Raporları, ‘bir yandaş yaratma ve beslemenin sihirli formülü’nün ortaya konuluşu olarak değerlendiren Özgür, ‘yolsuzluk için en ideal ihaleler’in 4734 sayılı Kamu İhale Kanunu kapsamında açılan ‘birim fiyat teklifli’ ihaleler olduğunu iddia etti.
Özgür, konuyla ilgili şu detayları paylaştı:
“İşin püf noktası, ihalenin ‘birim fiyat teklifli’ olması. Ne demek bu? Projenin; güzergah kazı işleri, dolgu işleri, menfezler, alt-üst geçit, tünel, sinyalizasyon gibi pek çok parçadan oluşması. Şirket toplam teklifi geçmemek üzere bunların her biri için ayrı fiyat hazırlar. Devletin elinde de aynı işlerin maliyetine dair çıkardığı bir liste bulunur. Vatandaş bu detayları bilmez. Şeffaf olduğu iddia edilen ihalenin üzerine sis perdesi tam da burada yavaş yavaş çekilir.
Şirket teklifi kalem kalem ayrıntılandırır. 519 milyon liraya alınan otoyol ihalesinde güzergah kazı işi için verilen birim teklifi 29.7 liradır. Devletin aynı iş için çıkardığı maliyet ise 3.23 lira. Fark 9.2 kat. Aynı şekilde güzergah dolgu işleri için firmanın fiyatı 4.3 lirayken, devletinki 0.19 liradır. Burada da 22.63 kat. Bu farklar neden kaynaklanıyor?”
Özgür, bir başka örneği ise şöyle anlattı:
“…kağıt üzerinde yüzde 99’u bitmiş sayılan projenin Sayıştay’a göre yalnızca yüzde 33’ü tamamlanmıştır. Raporda bitirilme oranları şöyle veriliyor: Güzergah işlerinin yüzde 101’i, menfezlerin yüzde 53’ü, tünellerin yüzde 16’sı. Üşenmeyip istasyon tesislerinin de yüzde 77’sini yapmışlar. Elektrifikasyon ve sinyalizasyona ise el sürülmemiş bile. Kalan işlerin bitme oranı yüzde 0! Biten işlerin değeri 231 milyon lira olmasına karşılık şirkete maliyet artışları da dikkate alınarak yapılan toplam ödeme, KDV hariç 658 milyon liradır.

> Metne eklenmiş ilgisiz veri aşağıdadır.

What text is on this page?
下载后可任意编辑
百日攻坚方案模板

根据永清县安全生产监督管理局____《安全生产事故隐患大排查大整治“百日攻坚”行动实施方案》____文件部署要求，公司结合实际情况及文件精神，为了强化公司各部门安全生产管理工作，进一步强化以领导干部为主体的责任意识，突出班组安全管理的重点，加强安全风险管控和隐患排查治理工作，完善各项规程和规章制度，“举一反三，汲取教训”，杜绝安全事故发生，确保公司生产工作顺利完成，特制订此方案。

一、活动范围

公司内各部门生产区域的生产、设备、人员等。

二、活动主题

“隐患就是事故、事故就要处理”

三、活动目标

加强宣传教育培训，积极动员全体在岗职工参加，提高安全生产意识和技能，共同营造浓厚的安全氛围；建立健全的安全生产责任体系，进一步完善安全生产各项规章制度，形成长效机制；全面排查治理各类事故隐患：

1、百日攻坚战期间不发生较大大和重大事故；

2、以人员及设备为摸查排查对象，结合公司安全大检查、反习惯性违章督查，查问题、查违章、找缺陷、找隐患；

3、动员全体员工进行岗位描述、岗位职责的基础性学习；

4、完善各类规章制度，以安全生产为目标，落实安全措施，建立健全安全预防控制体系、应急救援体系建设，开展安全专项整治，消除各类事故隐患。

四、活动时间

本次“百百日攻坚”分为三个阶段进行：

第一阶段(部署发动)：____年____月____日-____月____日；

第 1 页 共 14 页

Kısaca devlet, projenin fiilen üçte birini yapan şirkete 3 katı fazla para ödemiş durumda.”
Özgür yazısını şu yorumla tamamladı:
“Kuşkusuz Cumhuriyet tarihinde ilk defa yolsuzluk ve kayırmacılık olmuyor. Ama kamu kaynaklarını birilerine aktarmak için tepeden tırnağa bu denli bütünlüklü işleyiş AKP döneminin marifeti. Sanki aksamadan işlemesi için gece gündüz üzerine düşünülmüş, ince ince tasarlanmış bir makine gibi.”